04.04.2022 | 09:35 Home / News /
#EBRD #Ukraine #Armenia
The war in Ukraine will have a severe effect on economies far beyond the immediate area of the conflict, according to new research from the European Bank for Reconstruction and Development (EBRD).

In its first economic forecast since the war began, the EBRD has cut its growth forecast for 2022 for the regions where it operates by more than half - to 1.7 per cent, down by 2.5 per cent on its previous forecast. It forecasts sturdier growth across its regions of 5 per cent in 2023.

Describing the effects of the war as “the greatest supply shock since at least the early 1970s”, the Bank predicts that the increased cost for commodities such as food, oil, gas and metals will have a profound impact on economies, particularly those in lower income countries. Russia and Ukraine supply a disproportionately high share of commodities, including wheat, corn, fertiliser, titanium and nickel.

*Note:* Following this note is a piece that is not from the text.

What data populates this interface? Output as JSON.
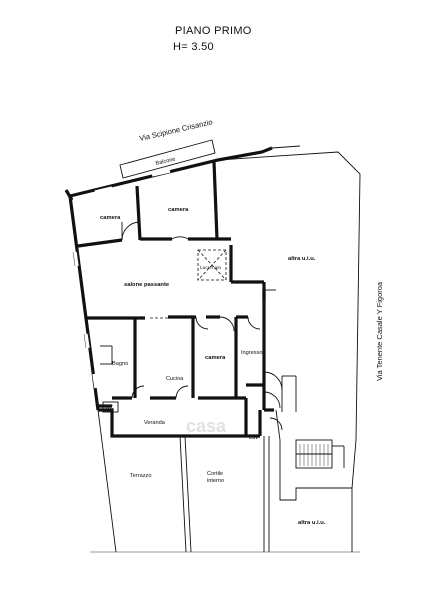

The new forecasts are based on a series of assumptions about events in the coming months, and therefore have a high degree of uncertainty. Nevertheless, it is clear that many economies will be severely hit and that some will suffer more than others.

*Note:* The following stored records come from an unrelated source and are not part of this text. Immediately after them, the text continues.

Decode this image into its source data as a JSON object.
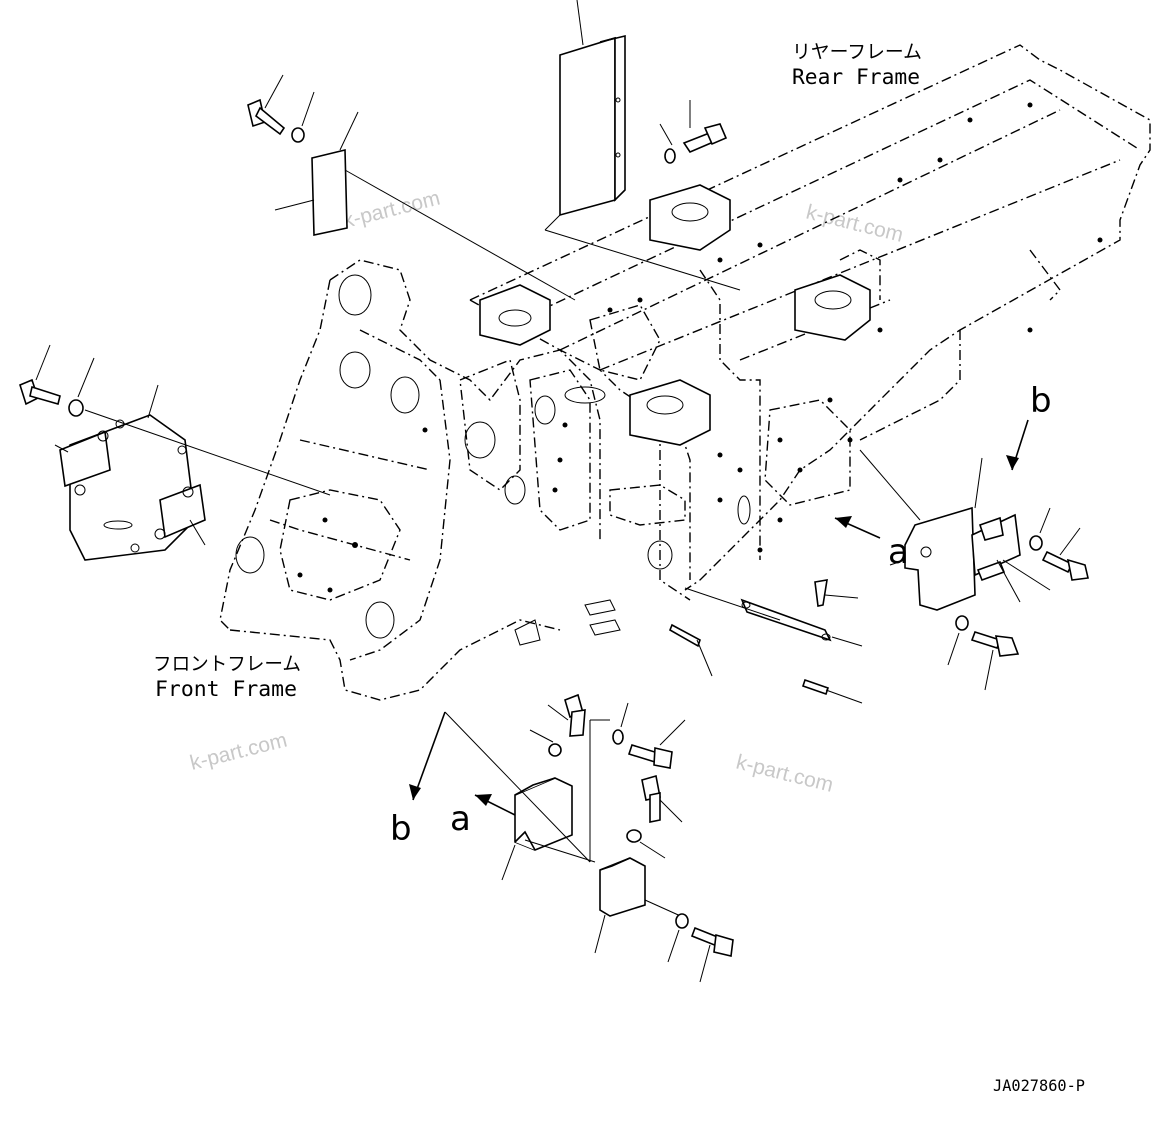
{
  "labels": {
    "rear_frame_jp": "リヤーフレーム",
    "rear_frame_en": "Rear Frame",
    "front_frame_jp": "フロントフレーム",
    "front_frame_en": "Front Frame",
    "a_right": "a",
    "b_right": "b",
    "a_bottom": "a",
    "b_bottom": "b",
    "drawing_number": "JA027860-P"
  },
  "watermarks": [
    "k-part.com",
    "k-part.com",
    "k-part.com",
    "k-part.com"
  ]
}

For example, the EBRD expects Ukraine’s GDP to fall by 20 per cent this year and Russia’s by 10 per cent. Ukraine’s GDP had been forecast to grow by 3.5 per cent this year, and Russia’s by 3 per cent.

In Armenia, the bank forecasts GDP growth by 1.5% in 2022, and by 4% in 2023.

According to the report, Armenia and Georgia have high export shares to Russia (25-30 per cent), which would likely be affected by the expected downturn of the sanctioned Russian economy. Armenia might also be hurt by a fall in remittances from Russia. Increasing arrivals of Russians who seek refuge in Armenia and Georgia might compensate this to some extent. And tourism is expected to take a hit in many countries including Armenia, Estonia, Georgia and Montenegro.



The EBRD has not been doing new business in Russia since 2014, and announced that it had closed its offices in Moscow as well as in Minsk. The bank has announced an initial €2 billion resilience package to support its economy and its affected neighbors.

Beata Javorcik, Chief Economist of the EBRD, stated that “the war on Ukraine has been having a profound impact on the economies in the EBRD regions as well as globally. Inflationary pressures were already exceptionally high and it seems certain they will now be worse, which will have a disproportionate affect on many of the lower income countries where we work.”

Europe has also seen the greatest force displacement of people since the Second World War, and the report examines the potential consequences of this migration.

A number of countries have also announced higher targets for military spending since Russia’s invasion of Ukraine.

The EBRD forecasts assume that a ceasefire is brokered within a couple of months, followed soon after by the start of a major reconstruction effort in Ukraine which will bring GDP by end-2023 back close to, but still below, pre-war levels.

With so much uncertainty, the Bank intends to produce a further forecast in the next couple of months.